The Employment Security Department (ESD) has undertaken rulemaking to implement HB 1213, the Paid Family and Medical Leave (PFML) job protections bill passed in the 2025 legislative session. The changes will be effective January 1, 2026, and have significant impact on employers including employers with fewer than 50 employees.
ESD has posted proposed changes to PFML rules for review and comment and has scheduled a hearing on the proposed changes from November 25 starting at 9 am. You can find more information about the meeting and register to provide comments here.
AWC is particularly focused on the proposed changes to implement the job protection stacking and notices. We recently provided the following feedback to ESD expressing concerns with the proposed language:
In draft WAC 192-700-025(4)(b), an employer is required to notify an employee of “the start and end dates of the employer’s designated 12-month leave year under the FMLA.” The problem is that most employers use a rolling lookback method for FMLA, so it is impossible to specify the end date of the employer’s designated 12-month leave period. With the rolling method, the leave year technically never ends, as an employee can continue taking FMLA so long as, when you look back 12 months, they haven’t used more than 12 weeks of FMLA. So it’s a technical impossibility to provide the notice specified in the WAC. The rule needs to include options so that it’s possible to achieve compliance.
In draft WAC 192-700-030, please clarify that it only applies IF an employer is trying to take advantage of the stacking limitation. This WAC requires employer to provide a notice to employees regarding their employment restoration rights under PFML. Under current law it is extraordinarily difficult for employers to know when ESD deems an employee to have exhausted PFML because it depends on how ESD calculates PFML usages; however ESD doesn’t share with employers. Under this new legislation an employer can count some FMLA use against the PFML entitlement, so an employer would actually have information that ESD would not have (about an employee’s FMLA use). So it makes sense in that situation for an employer to notify an employee when they are about to exhaust protected leave. But it does not make sense in ALL cases for an employer to have that notification requirement. In situations where an employer is not counting FMLA against PFML entitlements, the employer is not in a good position to know exactly when ESD will conclude that an employee has exhausted PFML leave. It would thus be very unfair to require an employer to notify an employee of their restoration rights five days before PFML leave is exhausted.
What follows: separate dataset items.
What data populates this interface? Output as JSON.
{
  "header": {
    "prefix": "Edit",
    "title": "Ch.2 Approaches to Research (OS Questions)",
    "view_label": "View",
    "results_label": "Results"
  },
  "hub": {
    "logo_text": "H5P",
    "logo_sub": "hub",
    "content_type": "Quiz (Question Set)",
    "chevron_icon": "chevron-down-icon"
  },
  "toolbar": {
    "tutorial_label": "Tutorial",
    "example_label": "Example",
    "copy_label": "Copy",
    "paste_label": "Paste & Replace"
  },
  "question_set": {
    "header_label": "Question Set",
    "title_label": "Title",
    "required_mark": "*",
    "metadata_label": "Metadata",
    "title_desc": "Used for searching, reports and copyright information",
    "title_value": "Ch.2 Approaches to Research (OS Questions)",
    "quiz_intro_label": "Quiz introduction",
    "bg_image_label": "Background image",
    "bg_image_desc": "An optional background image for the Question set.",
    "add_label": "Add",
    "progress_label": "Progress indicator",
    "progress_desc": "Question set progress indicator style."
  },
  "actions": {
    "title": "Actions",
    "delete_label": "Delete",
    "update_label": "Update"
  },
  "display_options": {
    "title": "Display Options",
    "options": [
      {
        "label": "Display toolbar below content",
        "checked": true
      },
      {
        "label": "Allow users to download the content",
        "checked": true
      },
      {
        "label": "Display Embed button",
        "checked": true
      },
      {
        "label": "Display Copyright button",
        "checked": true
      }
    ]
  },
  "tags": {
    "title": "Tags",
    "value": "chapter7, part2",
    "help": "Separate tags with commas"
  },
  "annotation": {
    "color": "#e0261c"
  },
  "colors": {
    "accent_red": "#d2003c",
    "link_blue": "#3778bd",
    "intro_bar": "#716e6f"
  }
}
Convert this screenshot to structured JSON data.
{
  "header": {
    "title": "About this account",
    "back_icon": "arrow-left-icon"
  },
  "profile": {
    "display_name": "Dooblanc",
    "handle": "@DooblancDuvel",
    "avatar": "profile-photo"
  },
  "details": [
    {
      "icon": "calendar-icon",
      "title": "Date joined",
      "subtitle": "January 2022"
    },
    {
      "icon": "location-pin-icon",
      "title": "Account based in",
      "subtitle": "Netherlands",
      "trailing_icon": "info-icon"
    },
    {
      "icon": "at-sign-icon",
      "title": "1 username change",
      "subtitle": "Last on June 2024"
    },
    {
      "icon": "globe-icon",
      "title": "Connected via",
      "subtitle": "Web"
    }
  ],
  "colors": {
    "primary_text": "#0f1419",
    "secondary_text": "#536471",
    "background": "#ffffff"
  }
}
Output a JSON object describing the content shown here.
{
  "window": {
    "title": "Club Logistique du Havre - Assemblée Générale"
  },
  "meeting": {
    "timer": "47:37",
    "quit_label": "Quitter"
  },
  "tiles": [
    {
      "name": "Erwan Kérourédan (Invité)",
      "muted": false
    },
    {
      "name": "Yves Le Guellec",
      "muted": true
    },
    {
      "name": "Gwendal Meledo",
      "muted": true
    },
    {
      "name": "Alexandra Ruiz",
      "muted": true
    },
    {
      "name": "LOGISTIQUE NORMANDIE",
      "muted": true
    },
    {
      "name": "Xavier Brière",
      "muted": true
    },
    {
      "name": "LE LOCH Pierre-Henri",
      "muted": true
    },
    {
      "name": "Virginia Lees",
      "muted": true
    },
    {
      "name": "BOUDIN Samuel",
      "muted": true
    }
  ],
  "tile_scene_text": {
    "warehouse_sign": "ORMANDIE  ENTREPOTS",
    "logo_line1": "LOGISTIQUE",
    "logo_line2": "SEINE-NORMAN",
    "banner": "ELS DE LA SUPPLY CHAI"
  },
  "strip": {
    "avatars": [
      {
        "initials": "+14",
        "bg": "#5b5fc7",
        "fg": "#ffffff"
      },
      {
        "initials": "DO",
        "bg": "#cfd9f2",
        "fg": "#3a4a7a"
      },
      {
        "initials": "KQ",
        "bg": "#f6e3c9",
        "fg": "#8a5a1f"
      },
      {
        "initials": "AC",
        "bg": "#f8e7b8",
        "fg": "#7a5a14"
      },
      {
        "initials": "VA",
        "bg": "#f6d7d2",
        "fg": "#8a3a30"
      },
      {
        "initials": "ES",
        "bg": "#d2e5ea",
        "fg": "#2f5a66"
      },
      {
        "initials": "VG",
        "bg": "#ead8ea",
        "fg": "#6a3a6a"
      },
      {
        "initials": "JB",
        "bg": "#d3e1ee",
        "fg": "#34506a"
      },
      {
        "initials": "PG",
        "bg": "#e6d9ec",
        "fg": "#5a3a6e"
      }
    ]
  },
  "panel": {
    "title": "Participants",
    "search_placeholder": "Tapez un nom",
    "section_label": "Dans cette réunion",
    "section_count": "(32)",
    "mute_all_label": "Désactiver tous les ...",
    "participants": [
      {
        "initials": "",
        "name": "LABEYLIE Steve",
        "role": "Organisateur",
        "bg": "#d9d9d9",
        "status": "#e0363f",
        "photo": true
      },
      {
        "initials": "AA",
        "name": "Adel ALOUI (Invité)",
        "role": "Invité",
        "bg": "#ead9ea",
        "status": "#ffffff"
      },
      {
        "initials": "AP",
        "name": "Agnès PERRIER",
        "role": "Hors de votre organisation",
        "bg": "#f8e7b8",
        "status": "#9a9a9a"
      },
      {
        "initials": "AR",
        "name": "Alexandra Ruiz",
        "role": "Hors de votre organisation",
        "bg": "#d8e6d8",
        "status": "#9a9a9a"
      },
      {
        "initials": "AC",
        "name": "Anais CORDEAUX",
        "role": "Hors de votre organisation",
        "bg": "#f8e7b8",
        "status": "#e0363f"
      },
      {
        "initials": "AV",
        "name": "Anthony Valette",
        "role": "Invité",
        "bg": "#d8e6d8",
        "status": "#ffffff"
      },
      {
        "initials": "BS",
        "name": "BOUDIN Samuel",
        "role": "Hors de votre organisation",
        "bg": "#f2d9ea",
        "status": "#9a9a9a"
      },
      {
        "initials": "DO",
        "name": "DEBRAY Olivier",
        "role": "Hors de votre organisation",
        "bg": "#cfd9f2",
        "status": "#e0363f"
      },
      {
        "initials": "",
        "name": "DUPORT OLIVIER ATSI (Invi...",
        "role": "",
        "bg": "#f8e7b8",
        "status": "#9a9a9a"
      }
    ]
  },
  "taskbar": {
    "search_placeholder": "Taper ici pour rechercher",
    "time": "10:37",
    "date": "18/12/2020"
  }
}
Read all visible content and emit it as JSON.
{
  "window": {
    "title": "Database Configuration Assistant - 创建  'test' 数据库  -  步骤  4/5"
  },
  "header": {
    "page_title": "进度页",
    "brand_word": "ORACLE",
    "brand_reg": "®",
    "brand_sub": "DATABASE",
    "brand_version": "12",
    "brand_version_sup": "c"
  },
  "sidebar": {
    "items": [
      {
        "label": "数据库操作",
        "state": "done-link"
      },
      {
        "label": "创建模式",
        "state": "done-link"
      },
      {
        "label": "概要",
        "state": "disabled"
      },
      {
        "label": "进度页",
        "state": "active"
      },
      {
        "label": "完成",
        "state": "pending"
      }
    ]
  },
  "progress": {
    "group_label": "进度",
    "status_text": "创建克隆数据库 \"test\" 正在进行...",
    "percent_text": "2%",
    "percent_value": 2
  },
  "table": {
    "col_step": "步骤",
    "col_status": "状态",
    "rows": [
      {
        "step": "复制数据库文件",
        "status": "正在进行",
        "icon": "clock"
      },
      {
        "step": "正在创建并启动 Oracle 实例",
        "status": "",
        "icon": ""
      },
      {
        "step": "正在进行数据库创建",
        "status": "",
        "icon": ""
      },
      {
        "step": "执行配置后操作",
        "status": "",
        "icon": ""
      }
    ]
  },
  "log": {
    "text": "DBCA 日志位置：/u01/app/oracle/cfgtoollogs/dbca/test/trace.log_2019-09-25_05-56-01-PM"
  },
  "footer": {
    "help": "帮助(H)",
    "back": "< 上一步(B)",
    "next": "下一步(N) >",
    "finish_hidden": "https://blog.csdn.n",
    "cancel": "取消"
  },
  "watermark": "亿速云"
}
We encourage cities to review these changes and provide feedback to ESD via rules@esd.wa.gov and at the upcoming hearing.
As a quick refresher, HB 1213 made major changes to the state’s Paid Family and Medical Leave (PFML) program by expanding the PFML law’s job protection provisions to more employees (including employees of many smaller employers) and allowing those protections to start at 180 days of employment. The bill changes the small employer threshold and phases it in over a three-year period as follows:
- 25 or more employees from January 1, 2026, to December 31, 2026;
- 15 or more employees from January 1, 2027, to December 31, 2027; and
- 8 or more employees on or after January 1, 2028.
The bill intended to make it easier for employers to require state PFML and federal FMLA leaves to run concurrently – reducing the likelihood of “stacking” leave to extend absences. However, as noted in the comments AWC referenced above, the proposed rules call into question whether or not this aspect of the bill will be implemented in a manner that makes it possible for employers to comply.